Step 1: Understand the nature of the transactions. DLW Corporation acquired equipment for $50,000 paid in cash and office furniture for $10,000 on account. This means the equipment purchase affects cash, while the office furniture purchase affects accounts payable.
Step 2: Identify the accounts involved. For the equipment purchase, the accounts are 'Equipment' (an asset account) and 'Cash' (an asset account). For the office furniture purchase, the accounts are 'Office Furniture' (an asset account) and 'Accounts Payable' (a liability account).
Step 3: Determine the type of entry for each account. The acquisition of assets increases the asset accounts, so 'Equipment' and 'Office Furniture' will be debited. The payment in cash decreases the 'Cash' account, so it will be credited. The purchase on account increases 'Accounts Payable,' so it will be credited.
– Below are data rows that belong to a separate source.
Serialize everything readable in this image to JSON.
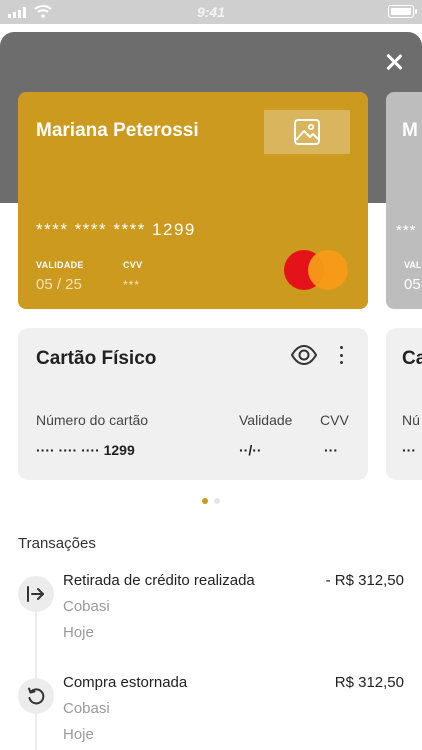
{
  "status_bar": {
    "time": "9:41"
  },
  "card": {
    "holder": "Mariana Peterossi",
    "number": "**** **** **** 1299",
    "validity_label": "VALIDADE",
    "validity_value": "05 / 25",
    "cvv_label": "CVV",
    "cvv_value": "***",
    "color": "#cb9a1f",
    "brand_icon": "mastercard-logo"
  },
  "next_card": {
    "holder_initial": "M",
    "number_partial": "***",
    "label_partial": "VAL",
    "value_partial": "05"
  },
  "card_info": {
    "title": "Cartão Físico",
    "number_label": "Número do cartão",
    "number_value": "···· ···· ···· 1299",
    "validity_label": "Validade",
    "validity_value": "··/··",
    "cvv_label": "CVV",
    "cvv_value": "···"
  },
  "next_card_info": {
    "title_partial": "Ca",
    "label_partial": "Nú",
    "value_partial": "···"
  },
  "pager": {
    "active_color": "#cb9a1f"
  },
  "transactions": {
    "title": "Transações",
    "items": [
      {
        "title": "Retirada de crédito realizada",
        "amount": "- R$ 312,50",
        "merchant": "Cobasi",
        "date": "Hoje",
        "icon": "withdraw-arrow-icon"
      },
      {
        "title": "Compra estornada",
        "amount": "R$ 312,50",
        "merchant": "Cobasi",
        "date": "Hoje",
        "icon": "refund-icon"
      }
    ]
  }
}
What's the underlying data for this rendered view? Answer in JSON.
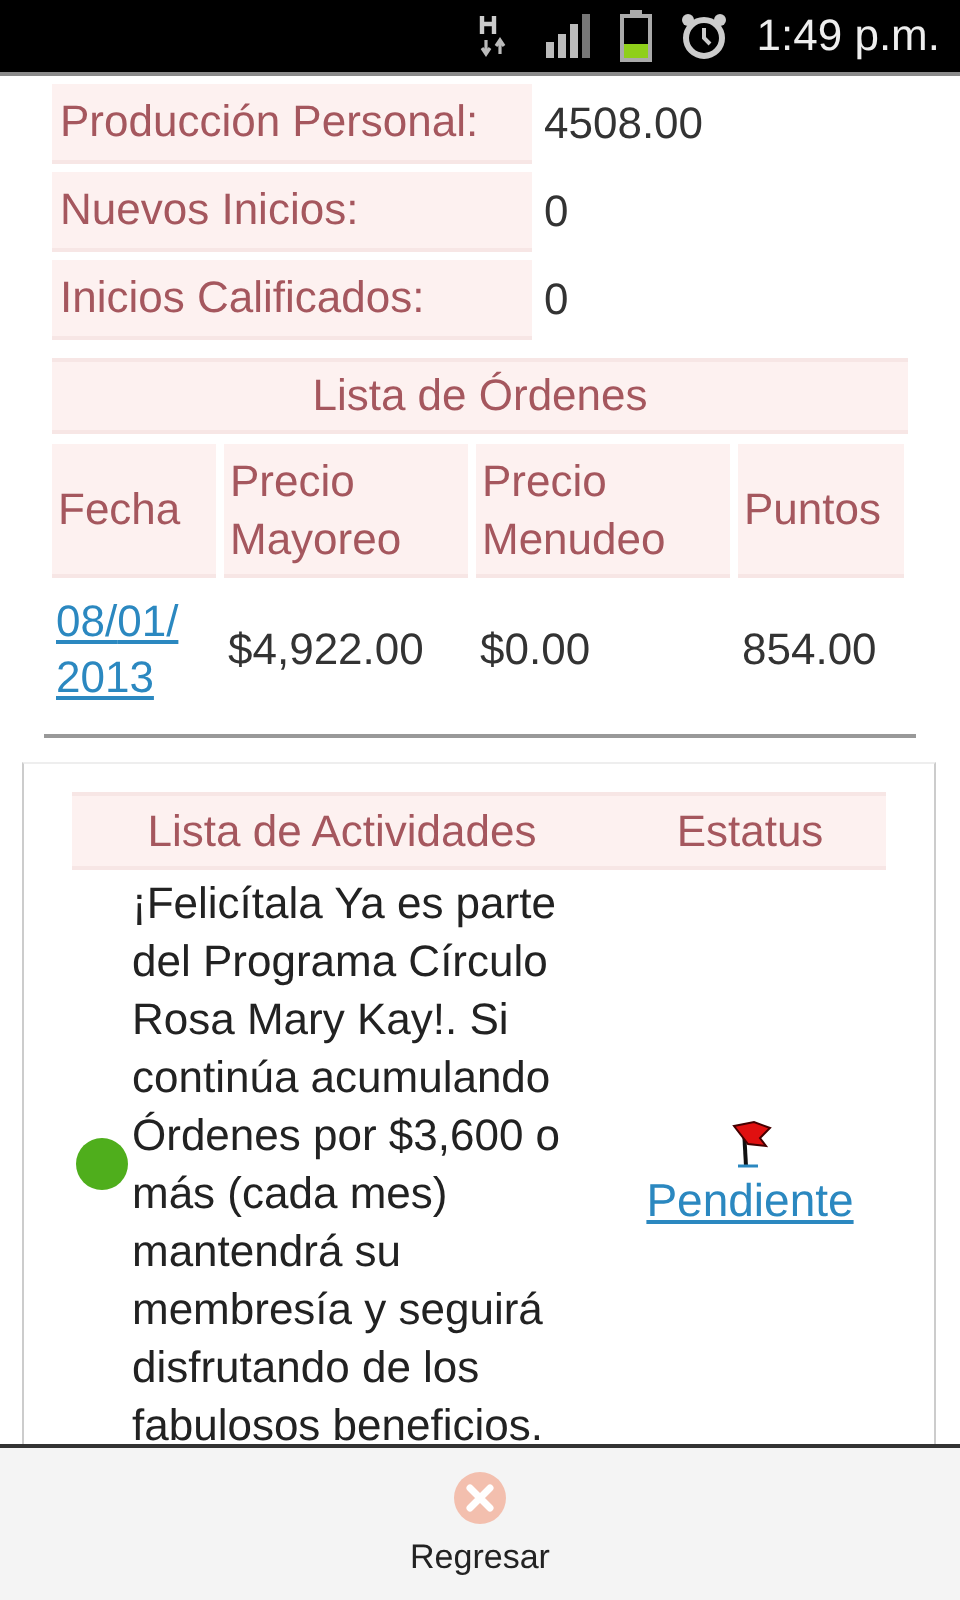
{
  "status_bar": {
    "time": "1:49 p.m."
  },
  "summary": [
    {
      "label": "Producción Personal:",
      "value": "4508.00"
    },
    {
      "label": "Nuevos Inicios:",
      "value": "0"
    },
    {
      "label": "Inicios Calificados:",
      "value": "0"
    }
  ],
  "orders": {
    "title": "Lista de Órdenes",
    "columns": [
      "Fecha",
      "Precio Mayoreo",
      "Precio Menudeo",
      "Puntos"
    ],
    "rows": [
      {
        "date": "08/01/2013",
        "wholesale": "$4,922.00",
        "retail": "$0.00",
        "points": "854.00"
      }
    ]
  },
  "activities": {
    "columns": [
      "Lista de Actividades",
      "Estatus"
    ],
    "items": [
      {
        "color": "#4fae1c",
        "text": "¡Felicítala Ya es parte del Programa Círculo Rosa Mary Kay!. Si continúa acumulando Órdenes por $3,600 o más (cada mes) mantendrá su membresía y seguirá disfrutando de los fabulosos beneficios.",
        "status": "Pendiente"
      }
    ]
  },
  "bottom_bar": {
    "button": "Regresar"
  }
}
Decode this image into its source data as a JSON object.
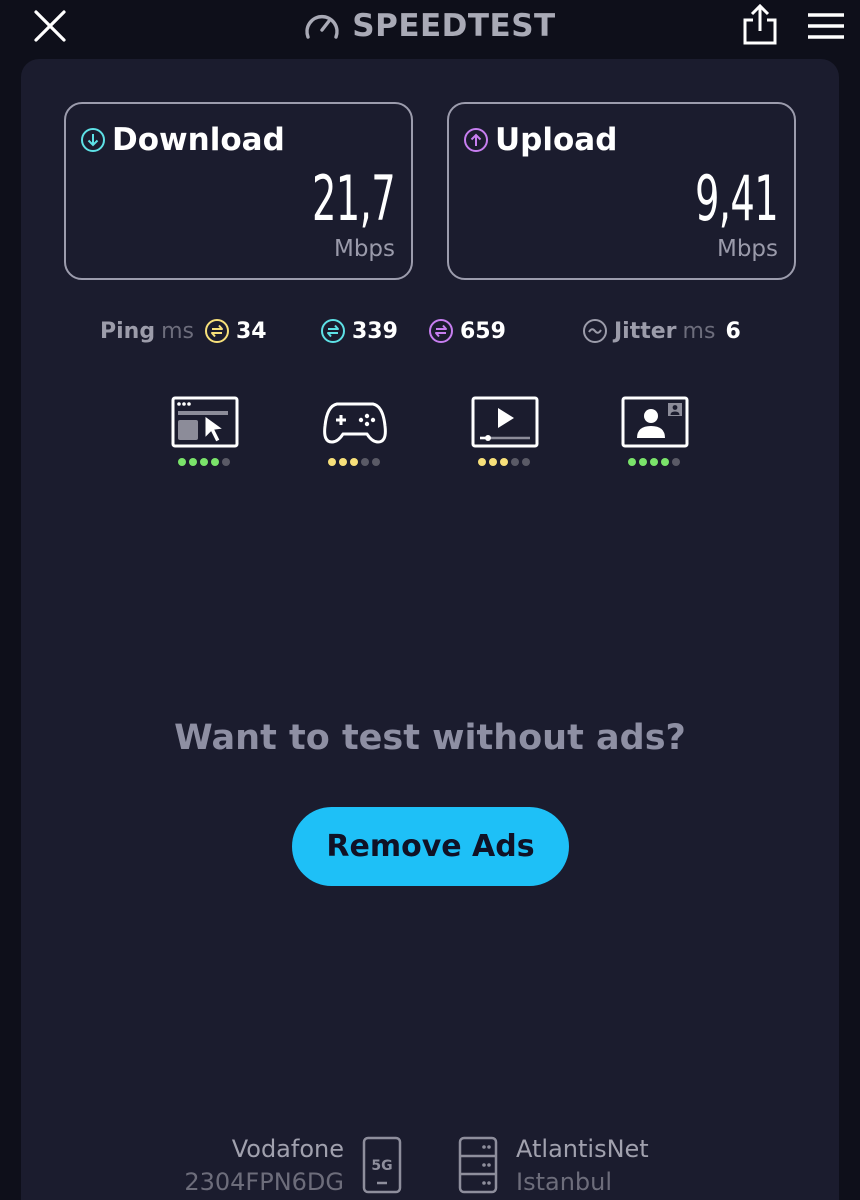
{
  "header": {
    "brand": "SPEEDTEST",
    "icons": [
      "close-icon",
      "speedometer-icon",
      "share-icon",
      "menu-icon"
    ]
  },
  "download": {
    "title": "Download",
    "value": "21,7",
    "unit": "Mbps",
    "icon": "arrow-down-circle-icon",
    "color": "#5ee1e6"
  },
  "upload": {
    "title": "Upload",
    "value": "9,41",
    "unit": "Mbps",
    "icon": "arrow-up-circle-icon",
    "color": "#c77ef0"
  },
  "ping": {
    "label": "Ping",
    "unit": "ms",
    "idle": {
      "value": "34",
      "color": "#f7e07a"
    },
    "download": {
      "value": "339",
      "color": "#5ee1e6"
    },
    "upload": {
      "value": "659",
      "color": "#c77ef0"
    }
  },
  "jitter": {
    "label": "Jitter",
    "unit": "ms",
    "value": "6"
  },
  "use_cases": [
    {
      "name": "web-browsing-icon",
      "rating": 4,
      "color": "#7ae36a"
    },
    {
      "name": "gaming-icon",
      "rating": 3,
      "color": "#f7e07a"
    },
    {
      "name": "video-streaming-icon",
      "rating": 3,
      "color": "#f7e07a"
    },
    {
      "name": "video-call-icon",
      "rating": 4,
      "color": "#7ae36a"
    }
  ],
  "promo": {
    "text": "Want to test without ads?",
    "button": "Remove Ads",
    "button_color": "#1ec0f7"
  },
  "provider": {
    "name": "Vodafone",
    "device": "2304FPN6DG",
    "network": "5G"
  },
  "server": {
    "name": "AtlantisNet",
    "location": "Istanbul"
  }
}
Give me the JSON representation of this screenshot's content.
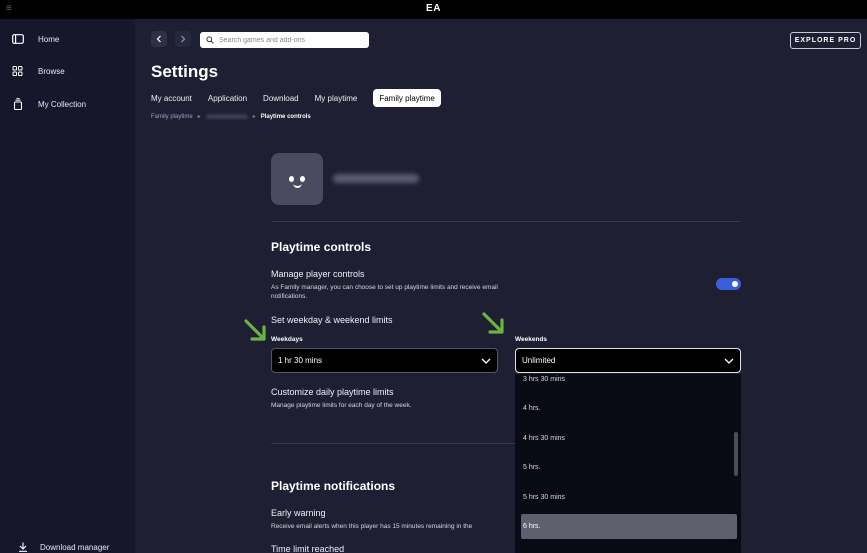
{
  "app": {
    "title": "EA",
    "menu_glyph": "≡"
  },
  "sidebar": {
    "items": [
      {
        "label": "Home",
        "icon": "home-icon"
      },
      {
        "label": "Browse",
        "icon": "grid-icon"
      },
      {
        "label": "My Collection",
        "icon": "collection-icon"
      }
    ],
    "download_manager": "Download manager"
  },
  "header": {
    "search_placeholder": "Search games and add-ons",
    "explore_pro": "EXPLORE PRO"
  },
  "settings": {
    "title": "Settings",
    "tabs": [
      "My account",
      "Application",
      "Download",
      "My playtime",
      "Family playtime"
    ],
    "active_tab": "Family playtime",
    "breadcrumb": {
      "root": "Family playtime",
      "current": "Playtime controls"
    }
  },
  "playtime_controls": {
    "title": "Playtime controls",
    "manage_label": "Manage player controls",
    "manage_desc_1": "As Family manager, you can choose to set up playtime limits and receive email",
    "manage_desc_2": "notifications.",
    "manage_enabled": true,
    "limits_label": "Set weekday & weekend limits",
    "weekdays_label": "Weekdays",
    "weekdays_value": "1 hr 30 mins",
    "weekends_label": "Weekends",
    "weekends_value": "Unlimited",
    "customize_label": "Customize daily playtime limits",
    "customize_desc": "Manage playtime limits for each day of the week."
  },
  "dropdown": {
    "options": [
      "3 hrs 30 mins",
      "4 hrs.",
      "4 hrs 30 mins",
      "5 hrs.",
      "5 hrs 30 mins",
      "6 hrs."
    ],
    "selected": "6 hrs."
  },
  "notifications": {
    "title": "Playtime notifications",
    "early_warning_label": "Early warning",
    "early_warning_desc": "Receive email alerts when this player has 15 minutes remaining in the",
    "time_limit_label": "Time limit reached"
  },
  "colors": {
    "accent": "#3a5fd8",
    "annotation_arrow": "#6cb33f"
  }
}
Step 4: Construct the journal entry. Combine the debits and credits for the transactions: Debit 'Equipment' for $50,000, Debit 'Office Furniture' for $10,000, Credit 'Cash' for $50,000, and Credit 'Accounts Payable' for $10,000.
Step 5: Verify the journal entry. Ensure that the total debits equal the total credits ($50,000 + $10,000 = $60,000 for debits, and $50,000 + $10,000 = $60,000 for credits). This confirms the journal entry is balanced and correct.